The front end of this new-type Contact Piece is pressed into an arc and two Contact Pieces form a trumpet-shaped funnel for the moving contact blade 9 to enter when power is quickly switched on. The inward concave point on the Contact Piece ensures its good contact with moving contact blade 9 when the switch is on, which greatly improves reliability. Similarly, an extrusion directly set inside the upper part of Contact Piece can play the same role to ensure that repeated switch-on and switch-off will not cause any cooperating relaxation between static contact and moving contact. Used in high voltage earthling switches, the electrical and mechanical performance of this device has been greatly improved. It reduces the consumption of raw materials as well. Tests have proved that all the technical specifications met the national standards and the IEC standards.

According to the FIGS. 4-6, in ideal conditions, the contact surface between Contact Piece of static contact and moving contact blade ought to be a narrow and long rectangle. But in fact, the shape of the contact surface has much to do with the stress points. Taking the existing static contact structure with a single group of Belleville springs on one side as an example, the contact surface between the Contact Piece and the moving contact blade is approximately oval, with its widest part longitudinally corresponding to the location of the single group of Belleville springs. In the static contact structure of the present invention disclosed in the above example, the contact surface between Contact Piece and moving contact blade is approximately pillow-shaped, with the two widest points corresponding respectively to the locations of the two groups of Belleville springs.

The examples described above are just some, not all, of the possible applications of this device. Every specific application program based on the ideas of this invention without any creative contribution to it should be regarded as within the range of the protection of this invention.

The following are claims of the previous application, as the basis of the right of priority of this patent application, given here as has been originally recorded for any future modifications of the claims and the specification.

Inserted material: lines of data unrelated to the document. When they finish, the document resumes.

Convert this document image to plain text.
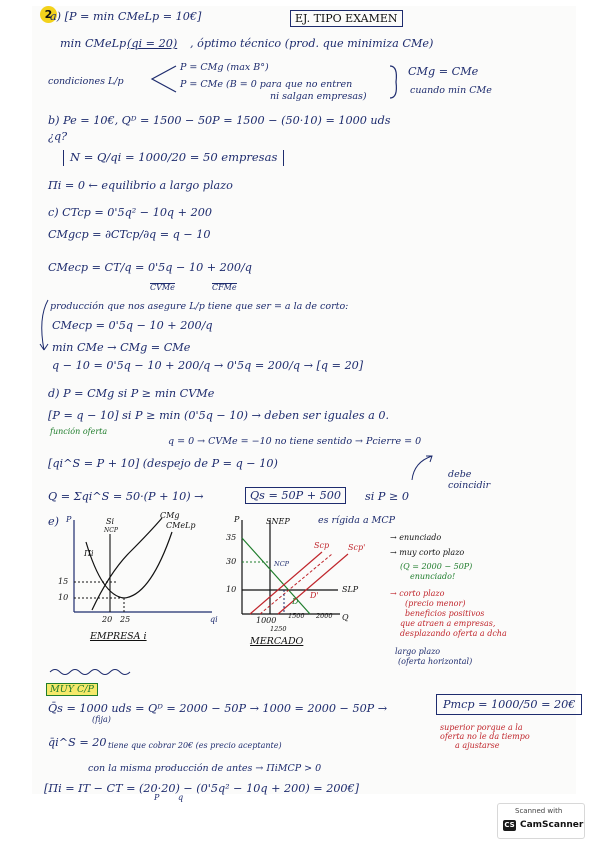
2	EJ. TIPO EXAMEN
a) [P = min CMeLp = 10€]
min CMeLp (qi = 20) , óptimo técnico (prod. que minimiza CMe)
condiciones L/p
P = CMg (max B°)
P = CMe (B = 0 para que no entren
ni salgan empresas)
CMg = CMe
cuando min CMe
b) Pe = 10€, Qᴰ = 1500 − 50P = 1500 − (50·10) = 1000 uds
¿q?
N = Q/qi = 1000/20 = 50 empresas
Πi = 0 ← equilibrio a largo plazo
c) CTcp = 0'5q² − 10q + 200
CMgcp = ∂CTcp/∂q = q − 10
CMecp = CT/q = 0'5q − 10 + 200/q
CVMe	CFMe
producción que nos asegure L/p tiene que ser = a la de corto:
CMecp = 0'5q − 10 + 200/q
min CMe → CMg = CMe
q − 10 = 0'5q − 10 + 200/q → 0'5q = 200/q → [q = 20]
d) P = CMg si P ≥ min CVMe
[P = q − 10] si P ≥ min (0'5q − 10) → deben ser iguales a 0.
función oferta
q = 0 → CVMe = −10 no tiene sentido → Pcierre = 0
[qi^S = P + 10] (despejo de P = q − 10)
debe
coincidir
Q = Σqi^S = 50·(P + 10) →	Qs = 50P + 500	si P ≥ 0
e) P	Si
NCP
CMg
CMeLp
Πi
15
10
20 25	qi
EMPRESA i
P	SNEP
35
30
10
NCP
Scp Scp'
SLP
D
D'
1000 1500
1250
2000 Q
es rígida a MCP
MERCADO
→ enunciado
→ muy corto plazo
(Q = 2000 − 50P)
enunciado!
→ corto plazo
(precio menor)
beneficios positivos
que atraen a empresas,
desplazando oferta a dcha
largo plazo
(oferta horizontal)
MUY C/P
Q̄s = 1000 uds = Qᴰ = 2000 − 50P → 1000 = 2000 − 50P →
(fija)
Pmcp = 1000/50 = 20€
superior porque a la
oferta no le da tiempo
a ajustarse
q̄i^S = 20 tiene que cobrar 20€ (es precio aceptante)
con la misma producción de antes → ΠiMCP > 0
[Πi = IT − CT = (20·20) − (0'5q² − 10q + 200) = 200€]
P q
Scanned with
CS CamScanner
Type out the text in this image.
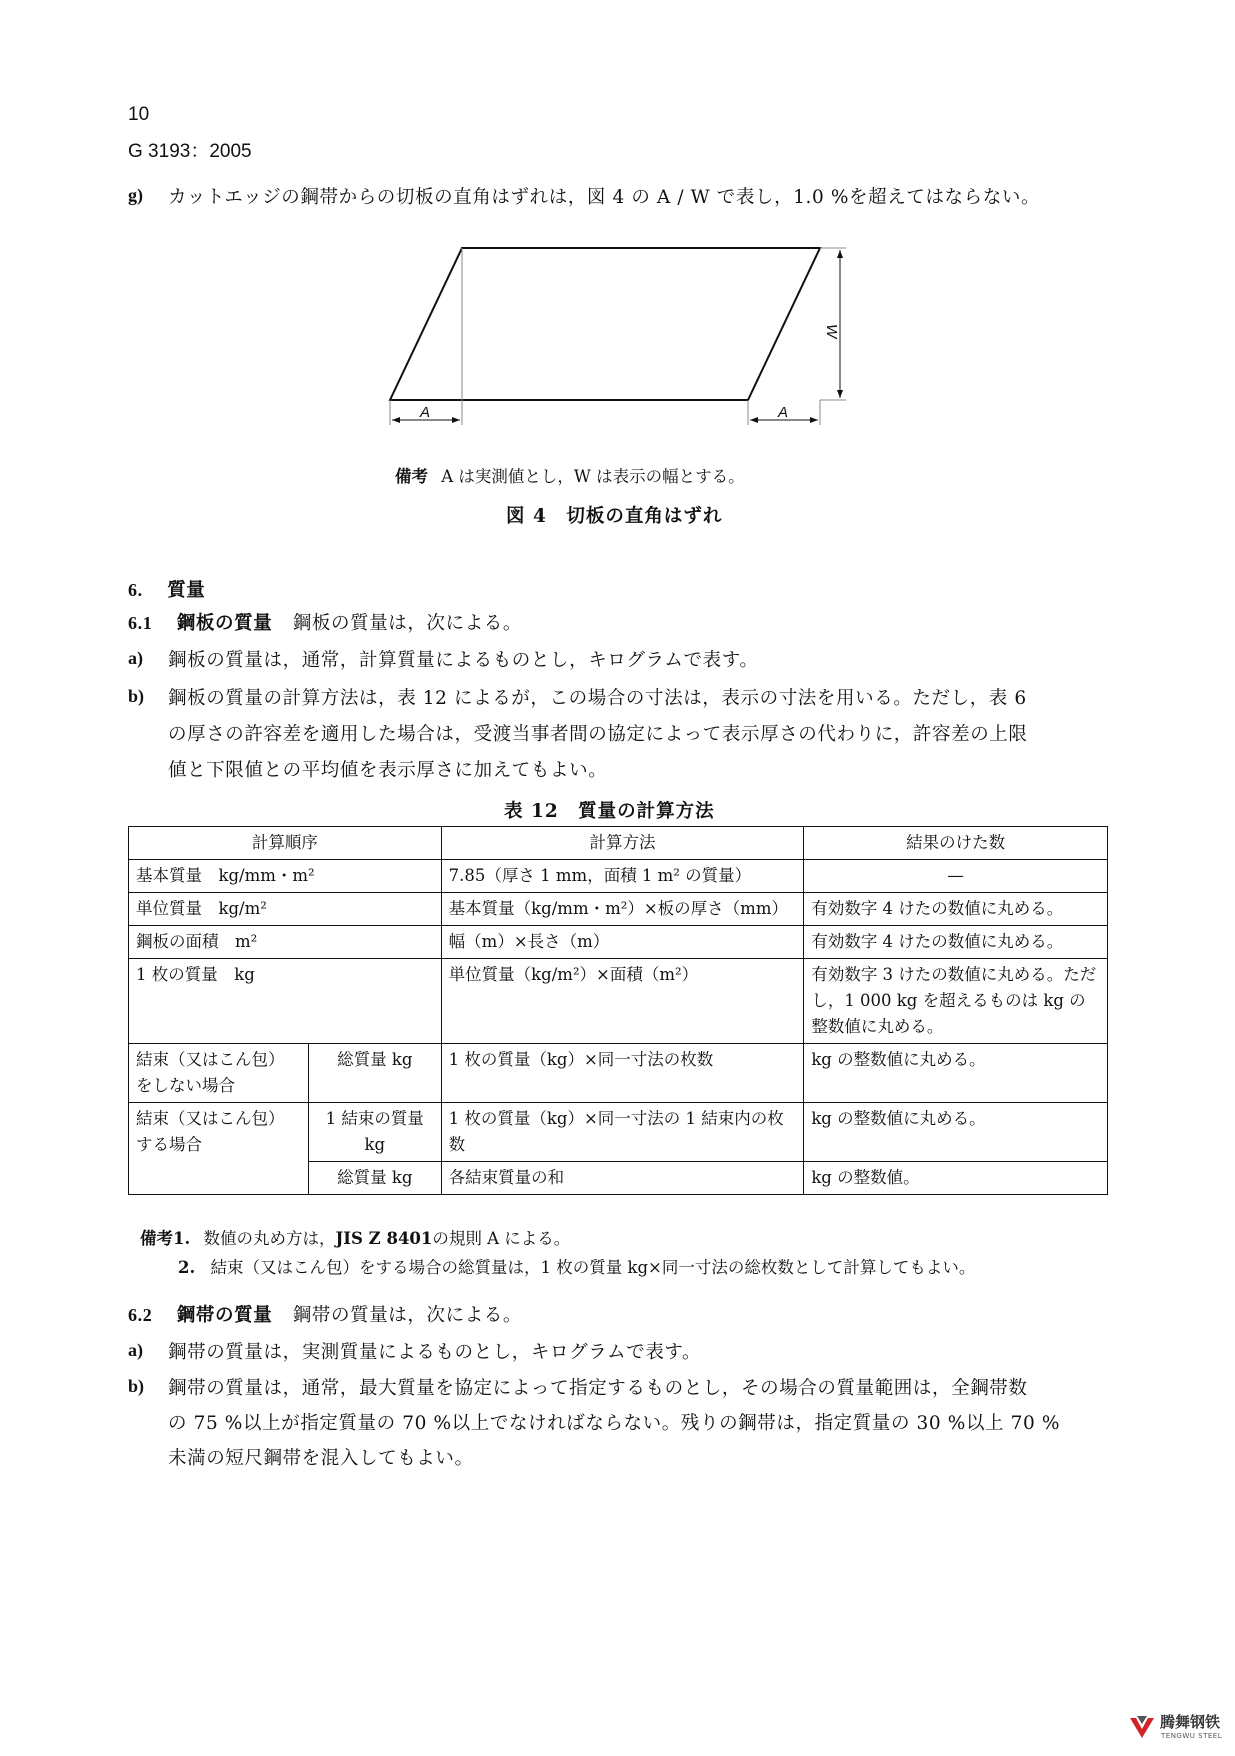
10
G 3193：2005
g) カットエッジの鋼帯からの切板の直角はずれは，図 4 の A / W で表し，1.0 %を超えてはならない。
A	A
W
備考 A は実測値とし，W は表示の幅とする。
図 4　切板の直角はずれ
6. 質量
6.1 鋼板の質量 鋼板の質量は，次による。
a) 鋼板の質量は，通常，計算質量によるものとし，キログラムで表す。
b) 鋼板の質量の計算方法は，表 12 によるが，この場合の寸法は，表示の寸法を用いる。ただし，表 6
の厚さの許容差を適用した場合は，受渡当事者間の協定によって表示厚さの代わりに，許容差の上限
値と下限値との平均値を表示厚さに加えてもよい。
表 12　質量の計算方法
計算順序		計算方法	結果のけた数
基本質量　kg/mm・m²		7.85（厚さ 1 mm，面積 1 m² の質量）	—
単位質量　kg/m²		基本質量（kg/mm・m²）×板の厚さ（mm）	有効数字 4 けたの数値に丸める。
鋼板の面積　m²		幅（m）×長さ（m）	有効数字 4 けたの数値に丸める。
1 枚の質量　kg		単位質量（kg/m²）×面積（m²）	有効数字 3 けたの数値に丸める。ただし，1 000 kg を超えるものは kg の整数値に丸める。
結束（又はこん包）をしない場合	総質量 kg	1 枚の質量（kg）×同一寸法の枚数	kg の整数値に丸める。
結束（又はこん包）する場合	1 結束の質量 kg	1 枚の質量（kg）×同一寸法の 1 結束内の枚数	kg の整数値に丸める。
	総質量 kg	各結束質量の和	kg の整数値。
備考1. 数値の丸め方は，JIS Z 8401の規則 A による。
2. 結束（又はこん包）をする場合の総質量は，1 枚の質量 kg×同一寸法の総枚数として計算してもよい。
6.2 鋼帯の質量 鋼帯の質量は，次による。
a) 鋼帯の質量は，実測質量によるものとし，キログラムで表す。
b) 鋼帯の質量は，通常，最大質量を協定によって指定するものとし，その場合の質量範囲は，全鋼帯数
の 75 %以上が指定質量の 70 %以上でなければならない。残りの鋼帯は，指定質量の 30 %以上 70 %
未満の短尺鋼帯を混入してもよい。
腾舞钢铁
TENGWU STEEL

This is a type of power current static contact device of high voltage the earthing switch, including the base, with two Contact Pieces 2 mounted face-to-face on the base and vertical to an upper surface of the base. On the outside of the Contact Pieces 2, there is the supporting plate 3. Its features are: two through-holes not on the same horizontal line are set on the Contact Pieces 2, and the upper part of the supporting plate is firmly connected with the through-holes by two fixed levers 31, while the lower end of the supporting plate is firmly fixed on the base; the Belleville springs 5 is set between the supporting plate 3 and its Contact Piece 2, and Belleville springs 5 is set over the fixed levers 31.

Inside the Contact Pieces 2 there is an extrusion. The upper part of the Contact Pieces 2 is in the shape of an arc which is inwardly extruded. The Belleville springs are in the structure of combination, in which two groups of Belleville springs are linked up with each other. A cushion pad 6, made up of silicon rubber, is set between the two Contact Pieces 2.